“I’ve read for years about why people keep so many tabs open on their browsers—digital distraction, FOMO, boredom—and I’ve tried to pare down my own overpopulated browsers, but nothing sticks. Why can’t I become a closer?” 

—Open Tab

Dear Open,

Before reading your question, I was actually not aware that there is a corpus of commentary about browser tab clutter. I have not perused the literature myself, though I imagine it’s like any content niche—a blend of prescriptive common sense and insular self-reference.

Beneath the broad digital highways of news, shopping, and social media, there exist endless grottoes of discourse, accessible via search queries, where cloisters of experts have already discussed any question or problem that has ever occurred to you to the point of Talmudic exhaustion. Sorry for the convoluted metaphor—it’s very difficult to visualize our experiences online.

In fact, a decade and a half ago, Kevin Kelly, a cofounder of this magazine, asked hundreds of people to draw a picture of the internet. It was an attempt to crowdsource the “unconscious layout” of the virtual world we spend so much of our lives navigating, to concretize the ephemeral flow of data in spatial terms. Most of the drawings were crude and idiosyncratic, and revealed, if anything, the impossibility of arriving at any shared vision of a realm that is basically empyrean. “The internet is intangible, like spirits and angels,” Kelly wrote. “The web is an immense ghost land of disembodied places. Who knows if you are even there, there.”

I could ask you, Open, by way of turning to your question, where precisely you are reading this column—which is to say, where these words exist in relation to the other content you have encountered or will encounter over the course of your day. If you are reading this in print, the answer is simple: The words exist in a magazine, an object that has precise and measurable spatial relationships to other physical things that are visible when you look up from the page. If you are reading this online, the question becomes more difficult to answer, though I imagine you have a sense—implicit and largely subliminal—that the article is located somewhere specific, one point on a map made up of all the other sites you have recently visited or hope to visit later. Most likely, that map resembles the tabs you have open on your browser.

Like most graphical widgets, tabs are metaphors whose referent has been largely forgotten. They grew out of the more expansive “desktop” trope that has dominated personal computing (which imagines incorporeal data organized into “files” and “folders”) and are modeled after the card tabs inserted into drawers of paper files. They are, in other words, “markers,” a term borrowed from cartography: objects used to indicate a position, place, or route.

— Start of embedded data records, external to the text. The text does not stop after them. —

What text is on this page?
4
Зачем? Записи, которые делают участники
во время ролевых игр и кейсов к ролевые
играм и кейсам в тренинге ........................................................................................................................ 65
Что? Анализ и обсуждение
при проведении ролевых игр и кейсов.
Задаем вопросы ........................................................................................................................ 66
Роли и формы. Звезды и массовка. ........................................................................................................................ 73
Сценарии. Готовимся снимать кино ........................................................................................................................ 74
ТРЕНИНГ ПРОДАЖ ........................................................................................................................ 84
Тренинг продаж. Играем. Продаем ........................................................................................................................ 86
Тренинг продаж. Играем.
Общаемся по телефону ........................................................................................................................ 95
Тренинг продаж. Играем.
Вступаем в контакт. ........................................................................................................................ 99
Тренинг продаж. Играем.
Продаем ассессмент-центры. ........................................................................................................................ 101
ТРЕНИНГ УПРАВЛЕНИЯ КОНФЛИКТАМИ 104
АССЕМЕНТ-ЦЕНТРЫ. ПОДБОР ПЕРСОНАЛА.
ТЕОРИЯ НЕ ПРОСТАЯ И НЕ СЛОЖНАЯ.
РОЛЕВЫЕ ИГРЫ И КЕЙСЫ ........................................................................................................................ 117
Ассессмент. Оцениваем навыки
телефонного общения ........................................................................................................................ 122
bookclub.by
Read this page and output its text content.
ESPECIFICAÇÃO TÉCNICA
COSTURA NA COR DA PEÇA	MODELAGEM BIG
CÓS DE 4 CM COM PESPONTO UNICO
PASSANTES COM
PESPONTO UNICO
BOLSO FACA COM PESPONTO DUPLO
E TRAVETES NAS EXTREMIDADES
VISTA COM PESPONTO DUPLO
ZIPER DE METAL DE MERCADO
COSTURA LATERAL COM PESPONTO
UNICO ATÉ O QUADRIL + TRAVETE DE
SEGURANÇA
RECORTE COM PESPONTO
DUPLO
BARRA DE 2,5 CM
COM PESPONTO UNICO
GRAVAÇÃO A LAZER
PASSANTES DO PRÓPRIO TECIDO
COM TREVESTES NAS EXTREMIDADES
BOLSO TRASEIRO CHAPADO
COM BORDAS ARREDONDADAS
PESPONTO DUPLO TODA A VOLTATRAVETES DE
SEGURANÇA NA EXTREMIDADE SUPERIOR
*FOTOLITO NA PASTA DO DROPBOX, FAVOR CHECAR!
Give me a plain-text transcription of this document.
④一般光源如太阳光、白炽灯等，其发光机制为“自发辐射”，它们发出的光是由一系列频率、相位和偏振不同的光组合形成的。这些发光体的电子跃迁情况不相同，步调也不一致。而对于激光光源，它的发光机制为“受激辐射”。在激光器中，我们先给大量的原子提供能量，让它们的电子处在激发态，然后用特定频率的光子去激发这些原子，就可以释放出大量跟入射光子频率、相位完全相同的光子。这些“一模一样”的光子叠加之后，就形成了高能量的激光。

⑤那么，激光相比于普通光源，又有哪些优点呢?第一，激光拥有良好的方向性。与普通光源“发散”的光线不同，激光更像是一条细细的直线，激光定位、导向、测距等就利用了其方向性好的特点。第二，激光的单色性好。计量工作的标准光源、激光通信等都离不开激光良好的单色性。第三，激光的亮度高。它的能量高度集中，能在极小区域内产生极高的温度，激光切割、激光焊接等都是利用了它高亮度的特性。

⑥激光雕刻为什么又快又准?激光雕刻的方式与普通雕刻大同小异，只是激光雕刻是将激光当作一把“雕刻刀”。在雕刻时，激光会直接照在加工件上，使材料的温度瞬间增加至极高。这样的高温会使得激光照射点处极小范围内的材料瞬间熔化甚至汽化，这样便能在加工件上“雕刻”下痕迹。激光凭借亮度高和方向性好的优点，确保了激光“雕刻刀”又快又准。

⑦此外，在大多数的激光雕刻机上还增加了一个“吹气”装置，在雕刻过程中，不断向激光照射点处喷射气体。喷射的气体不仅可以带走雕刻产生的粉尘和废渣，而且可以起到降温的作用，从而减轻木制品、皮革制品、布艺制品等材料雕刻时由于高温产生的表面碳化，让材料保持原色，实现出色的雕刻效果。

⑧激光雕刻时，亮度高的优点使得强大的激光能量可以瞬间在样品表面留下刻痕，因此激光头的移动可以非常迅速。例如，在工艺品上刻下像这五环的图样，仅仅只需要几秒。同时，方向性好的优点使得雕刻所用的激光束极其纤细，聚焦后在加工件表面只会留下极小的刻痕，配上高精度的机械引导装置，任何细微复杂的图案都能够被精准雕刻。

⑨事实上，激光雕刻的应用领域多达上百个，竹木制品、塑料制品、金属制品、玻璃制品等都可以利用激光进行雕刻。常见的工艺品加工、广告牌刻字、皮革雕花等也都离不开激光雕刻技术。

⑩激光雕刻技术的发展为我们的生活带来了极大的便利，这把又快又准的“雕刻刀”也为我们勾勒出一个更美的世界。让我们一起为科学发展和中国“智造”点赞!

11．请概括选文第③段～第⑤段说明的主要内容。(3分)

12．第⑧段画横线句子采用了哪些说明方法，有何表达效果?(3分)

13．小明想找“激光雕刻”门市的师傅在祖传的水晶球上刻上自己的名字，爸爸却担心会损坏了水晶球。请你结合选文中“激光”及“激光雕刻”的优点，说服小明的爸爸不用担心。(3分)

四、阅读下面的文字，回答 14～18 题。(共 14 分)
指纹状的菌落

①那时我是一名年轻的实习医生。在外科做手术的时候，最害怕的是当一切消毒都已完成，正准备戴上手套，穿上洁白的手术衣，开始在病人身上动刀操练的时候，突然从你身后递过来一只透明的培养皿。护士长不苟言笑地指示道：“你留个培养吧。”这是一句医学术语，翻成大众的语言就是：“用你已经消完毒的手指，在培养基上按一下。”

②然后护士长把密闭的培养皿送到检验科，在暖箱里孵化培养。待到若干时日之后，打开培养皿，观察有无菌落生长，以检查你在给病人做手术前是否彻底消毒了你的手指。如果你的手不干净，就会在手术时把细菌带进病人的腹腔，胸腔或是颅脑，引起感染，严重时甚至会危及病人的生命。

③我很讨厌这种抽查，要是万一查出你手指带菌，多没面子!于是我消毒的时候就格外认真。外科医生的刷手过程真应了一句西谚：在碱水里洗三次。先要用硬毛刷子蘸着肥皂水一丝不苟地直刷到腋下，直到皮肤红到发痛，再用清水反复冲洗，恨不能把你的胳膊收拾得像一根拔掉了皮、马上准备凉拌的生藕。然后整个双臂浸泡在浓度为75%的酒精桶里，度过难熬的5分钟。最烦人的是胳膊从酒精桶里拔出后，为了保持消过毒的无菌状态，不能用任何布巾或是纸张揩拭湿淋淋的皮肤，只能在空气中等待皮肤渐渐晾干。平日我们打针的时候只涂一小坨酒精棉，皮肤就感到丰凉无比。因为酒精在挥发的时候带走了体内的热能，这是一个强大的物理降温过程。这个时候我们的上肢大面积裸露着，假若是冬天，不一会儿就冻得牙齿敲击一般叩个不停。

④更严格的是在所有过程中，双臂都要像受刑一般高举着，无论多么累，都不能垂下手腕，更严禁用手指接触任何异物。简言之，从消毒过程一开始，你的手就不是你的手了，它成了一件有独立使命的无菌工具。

Just as maps are fictional interfaces designed to spatially orient the traveler, tabs are imaginary objects that allow users to navigate the contourless chaos of the dataplasm. It’s worth noting that the earliest known maps, like those painted in the caves of Lascaux, were not of the earth but of the heavens—the original spiritual realm—and were, essentially, attempts to visualize individual data points (stars) constellated into familiar objects (bulls, antelopes, warriors). Incidentally, some of the oldest sky maps in the Library of Congress look remarkably like visual representations of the internet.

Although I haven’t read the articles about tab overuse (and don’t plan to), I assume they point out its irrationality—having too many open slows down your browser—and recommend organizational strategies, like tab managers, that allow you to more easily access information. But to my mind, tab accumulation has, like most compulsive habits, a subliminal purpose that eludes our crude attempts to rationalize it out of existence. Your open tabs are essentially your personalized map of the internet, a method of visualizing where you have been and where you hope to go next. Taken together, they form a perimeter that annexes a galaxy of idiosyncratic content within the seemingly infinite cosmos of information.

It’s unclear from your question just how many tabs you have open on a given day. The information available on the maximum limits of popular browsers is mixed and possibly apocryphal—a rumored 500 in Safari for iPhone (though there are ways to hack this limit) and 9,000 tabs in Chrome. In any case, most browsers allow for practically limitless tab use, which can become problematic for users inclined to hoarding. It seems to me that once there are enough to warrant a tab manager (which allows you to group and search your open tabs the way Google helps you search the internet), the situation has grown perilously close to the absurd scenarios imagined by Borges or Lewis Carroll, who wrote of maps that are the same scale as the landscape they represent. Despite the farcical nature of those stories, they aptly dramatize the human tendency to confuse abstraction with the thing itself, which ultimately stems from a desire for control.